Kuzmins, from Latvia, and Vladimirov, from Lithuania, had been celebrating the end of a work project on a wind farm and were planning to fly home via London the following day.
Crown Advocate Carla Carvalho told the Royal Court that the pair had been sitting on the grass area near the Cenotaph when Kuzmins asked a passing stranger to borrow a cigarette lighter.
When Kuzmins then refused to return it, the stranger pulled the lighter out of Kuzmins’s hand and began to walk away. Kuzmins then punched him in the head.
Shortly after, the windscreen of a parked Volkswagen Transporter van was smashed with a whiskey bottle which was later found to bear Kuzmins’s fingerprints.
Kuzmins also mistakenly believed that the stranger whose lighter he had borrowed had stolen his mobile phone, and so he entered the stranger’s block of flats.

Pictured: Dmitrijs Kuzmins (34) and Aleksej Vladimirov (30) were in Jersey for one night on 5 September.
However, Kuzmins and Vladimirov then mistakenly barged into the flat of another couple, thinking it was occupied by the stranger who Kuzmins believed had stolen his phone.
The occupants of the flat – a man and a woman – described being “fuming” and “scared” following the incident.
Crown Advocate Carvalho said: “The woman saw two shadows in the lounge.
“The door flew open and she said: ‘The next thing I knew they were in the room and saying something about a phone.’
“They punched and kicked her partner repeatedly and grabbed her around the throat to choke her.”
She added that the woman no longer feels safe in her own home.
Two neighbours also called the police as the assault took place.
One neighbour told police that she could hear “a man hysterically screaming ‘help’” as well as a woman screaming.
The two men quickly left but were arrested by police officers at 03:15, who found that both were heavily intoxicated.

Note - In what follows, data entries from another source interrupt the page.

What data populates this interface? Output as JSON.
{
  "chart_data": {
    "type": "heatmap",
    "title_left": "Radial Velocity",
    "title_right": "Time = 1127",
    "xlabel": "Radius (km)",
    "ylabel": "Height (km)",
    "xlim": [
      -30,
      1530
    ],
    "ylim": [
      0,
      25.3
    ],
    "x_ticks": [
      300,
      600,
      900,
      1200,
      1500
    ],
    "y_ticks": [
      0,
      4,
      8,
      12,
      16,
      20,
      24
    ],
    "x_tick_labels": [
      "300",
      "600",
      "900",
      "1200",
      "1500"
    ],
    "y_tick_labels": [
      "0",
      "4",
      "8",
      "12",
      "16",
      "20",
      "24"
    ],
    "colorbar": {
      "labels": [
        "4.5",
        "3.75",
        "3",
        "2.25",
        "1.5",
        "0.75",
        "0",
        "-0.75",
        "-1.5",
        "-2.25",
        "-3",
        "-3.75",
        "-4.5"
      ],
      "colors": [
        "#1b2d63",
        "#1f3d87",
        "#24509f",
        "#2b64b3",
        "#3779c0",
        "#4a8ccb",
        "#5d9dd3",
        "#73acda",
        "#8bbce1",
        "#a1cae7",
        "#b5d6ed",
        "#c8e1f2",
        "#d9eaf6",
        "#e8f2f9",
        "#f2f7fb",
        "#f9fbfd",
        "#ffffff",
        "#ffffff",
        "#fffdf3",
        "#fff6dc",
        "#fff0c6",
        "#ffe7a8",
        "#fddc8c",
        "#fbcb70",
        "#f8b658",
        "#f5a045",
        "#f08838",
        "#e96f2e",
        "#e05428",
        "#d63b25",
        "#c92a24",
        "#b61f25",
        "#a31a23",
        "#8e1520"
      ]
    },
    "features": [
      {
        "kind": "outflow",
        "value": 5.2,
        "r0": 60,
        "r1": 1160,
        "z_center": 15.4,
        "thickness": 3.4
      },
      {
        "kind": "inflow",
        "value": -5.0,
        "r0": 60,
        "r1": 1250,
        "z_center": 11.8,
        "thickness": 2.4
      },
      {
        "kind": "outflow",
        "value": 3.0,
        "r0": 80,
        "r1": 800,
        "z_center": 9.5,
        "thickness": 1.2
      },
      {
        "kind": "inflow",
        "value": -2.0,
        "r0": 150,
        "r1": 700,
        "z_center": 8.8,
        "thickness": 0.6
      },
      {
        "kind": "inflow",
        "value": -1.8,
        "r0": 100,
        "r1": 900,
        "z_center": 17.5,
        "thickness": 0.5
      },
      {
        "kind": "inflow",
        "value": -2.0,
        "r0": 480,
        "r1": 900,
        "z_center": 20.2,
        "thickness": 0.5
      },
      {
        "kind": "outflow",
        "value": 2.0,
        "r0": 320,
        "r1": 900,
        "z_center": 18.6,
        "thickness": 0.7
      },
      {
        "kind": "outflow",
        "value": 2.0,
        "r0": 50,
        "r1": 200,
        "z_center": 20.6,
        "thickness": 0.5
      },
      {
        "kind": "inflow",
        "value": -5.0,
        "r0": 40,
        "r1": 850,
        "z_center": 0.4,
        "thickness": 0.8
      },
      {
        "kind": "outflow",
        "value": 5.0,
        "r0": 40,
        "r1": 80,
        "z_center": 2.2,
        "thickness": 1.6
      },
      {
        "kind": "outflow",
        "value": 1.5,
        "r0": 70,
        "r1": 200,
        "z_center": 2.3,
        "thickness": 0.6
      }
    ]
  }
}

They pleaded guilty to breaking and entering, assault and malicious damage.
Crown Advocate Carvalho recommended a sentence of three years and eight months for Kuzmins and three years and six months for Vladimirov.

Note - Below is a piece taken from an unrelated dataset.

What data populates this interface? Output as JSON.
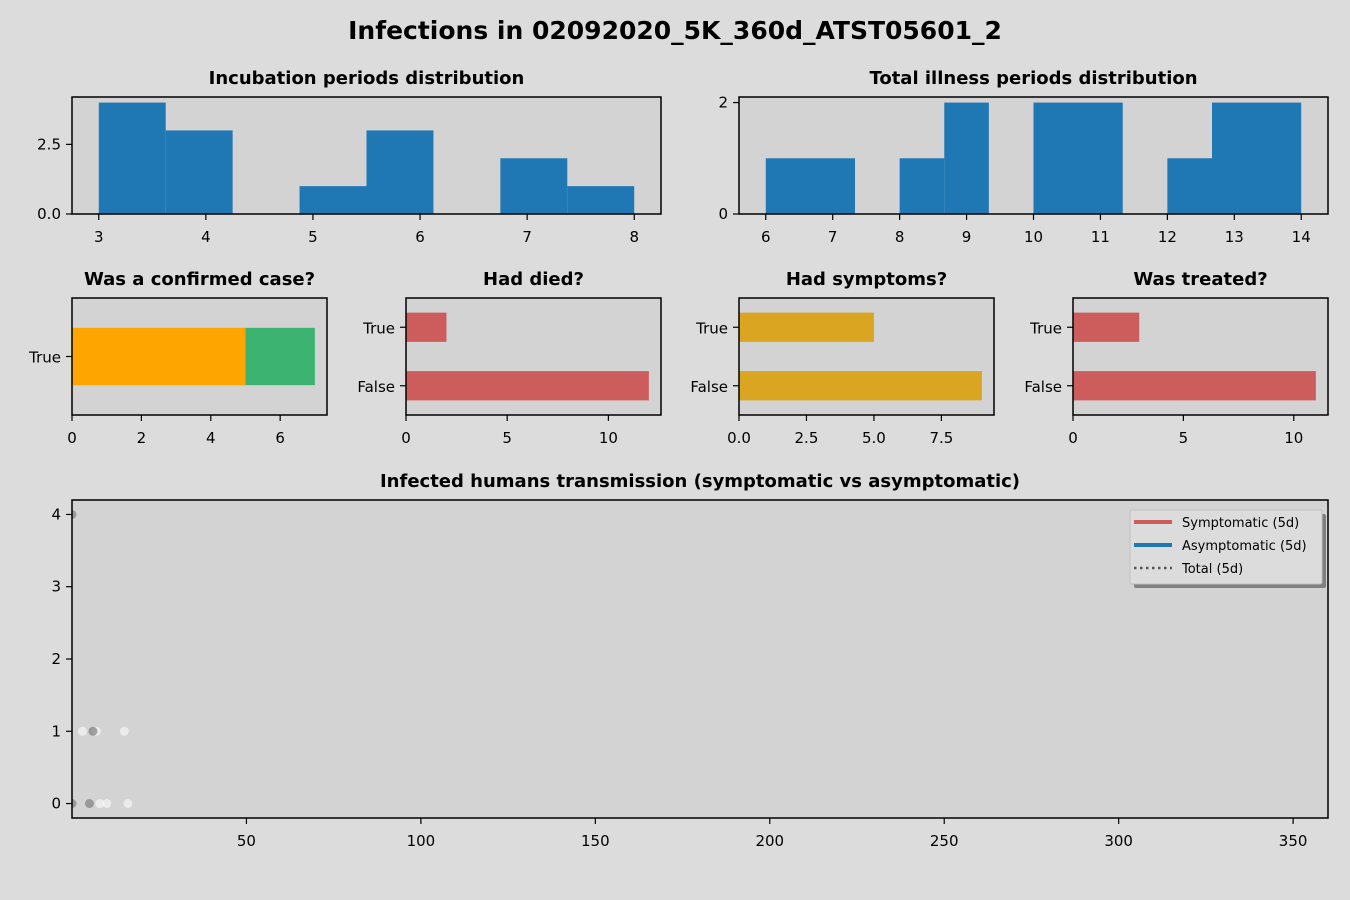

Advocate Allana Binnie, defending Kuzmins, pointed out that the offences took place over ten minutes and the men had been in the couple’s flat for just three minutes.

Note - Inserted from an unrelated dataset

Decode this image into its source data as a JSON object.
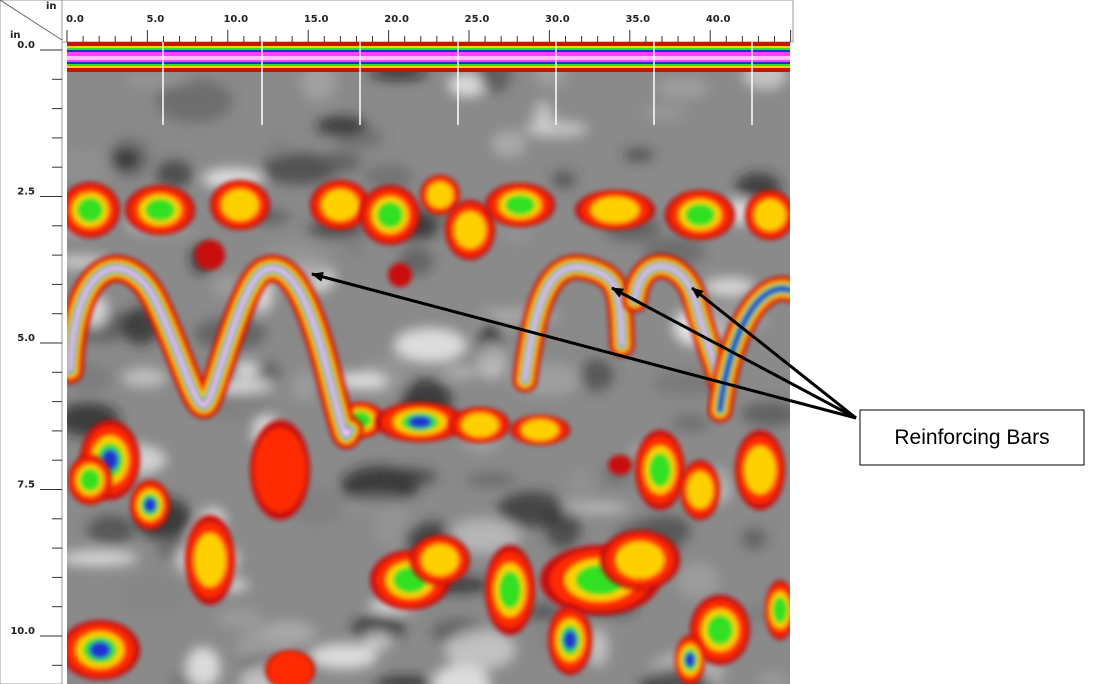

She said: “If there was ever a case that could be described as ‘a moment of madness’, then this is it.
“It is a moment of madness that has cost the defendants dear.
“They were celebrating the end of a work project and unfortunately they celebrated by drinking too much.”
Advocate Binnie said Kuzmins was “a hard-working family man” and added: “He is remorseful and understands the impact on the victims.”
She added that the sentence recommended by the prosecution was “too high by at least a year.”
Advocate Estelle Burns, defending Vladimirov, said Kuzmins had been “the main aggressor”, punching the man with the cigarette lighter, smashing the windscreen of the van and breaking the door of the flat.
She said: “Mr Vladimirov did not lay a finger on the woman.
“He deeply regrets that he didn’t just walk away, and realises he should have done. There is genuine regret and remorse.”
Advocate Burns said that Vladimirov only failed to plead guilty at his first appearance because an interpreter had not been available, and the admission had still come early enough to avoid the necessity of a trial.
She suggested that a “sentence in the region of two years would be appropriate”.
Lieutenant Bailiff Olsen said that Kuzmins later discovered that no-one has stolen his phone as he still had it, so said: “As well as being serious, the offence was an exercise of total futility.”
He also pointed out that both men had been wearing trainers at the time and said: “Kicking with a shod foot is equivalent to assault with a weapon.
“The defendants are fortunate that they were indicted for common assault, and not grave and criminal assault.”
He told them: “The lives of many people have been affected by this chaotic ten minutes – most of all your own and those of your immediate families.”
Vladimirov was jailed for three years and Kuzmins was jailed for three years and six weeks.
The Jurats sitting were Steven Austin-Vautier and Michael Entwistle.